2015 AIChE Spring Meeting and 11th Global Congress on Process Safety
(74u) Application of Artificial Neural Networks to Modelling Vapour–Liquid Equilibrium in the Fischer–Tropsch Reaction
Author
Modelling vapour–liquid equilibrium (VLE) requires a choice of the equation of state (EOS), the choice of pure component parameters, and the choice of mixing rules. The more constants the EOS has, the more mixing rules are required, and the more data is required for evaluating pure-component parameters. The Fischer–Tropsch (FT) reaction mechanism has been studied for over 90 years yet an adequate description of its kinetics still seems to escape us. Including VLE in modelling an FT reactor only compounds the intricacy.
The field of computational intelligence is revolutionizing many areas of science and engineering. The ability to extract useful insights from vast amounts of weak and incomplete information is not only fuelling the current interest in “big data”, but has also enabled rapid progress in more traditional disciplines such as computer vision, estimation, and robotics, where data are available but difficult to interpret.

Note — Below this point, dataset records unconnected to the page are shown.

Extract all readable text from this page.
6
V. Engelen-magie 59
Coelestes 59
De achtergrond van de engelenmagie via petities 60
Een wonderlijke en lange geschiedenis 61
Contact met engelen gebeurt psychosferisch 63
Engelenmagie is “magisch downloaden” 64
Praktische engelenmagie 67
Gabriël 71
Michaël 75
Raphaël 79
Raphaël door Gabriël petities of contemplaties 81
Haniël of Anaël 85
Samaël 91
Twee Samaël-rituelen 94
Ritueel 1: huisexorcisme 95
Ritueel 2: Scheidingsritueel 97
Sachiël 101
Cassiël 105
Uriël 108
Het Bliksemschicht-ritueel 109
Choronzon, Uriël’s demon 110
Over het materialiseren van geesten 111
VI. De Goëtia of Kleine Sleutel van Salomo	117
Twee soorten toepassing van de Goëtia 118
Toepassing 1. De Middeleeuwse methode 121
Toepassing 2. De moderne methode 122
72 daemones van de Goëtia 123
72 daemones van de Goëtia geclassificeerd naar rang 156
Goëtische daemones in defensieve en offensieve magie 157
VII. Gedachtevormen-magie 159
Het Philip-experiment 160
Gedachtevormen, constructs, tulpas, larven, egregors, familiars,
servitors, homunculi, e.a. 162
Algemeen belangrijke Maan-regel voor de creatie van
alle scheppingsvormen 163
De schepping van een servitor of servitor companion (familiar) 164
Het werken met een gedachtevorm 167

The FT synthesis face similar challenges, as many molecular and reaction pathways are still poorly characterized and available data are incoherent. Therefore, machine learning techniques such as artificial neural networks may be instrumental in overcoming these challenges by modelling the dependencies between random variables and using them to extract and accumulate the small amounts of information each random event provides. Hence, this study applies artificial neural networks to the complex problem of modelling VLE in the FT reactor. The data used to train, validate, and test the model is obtained from literature.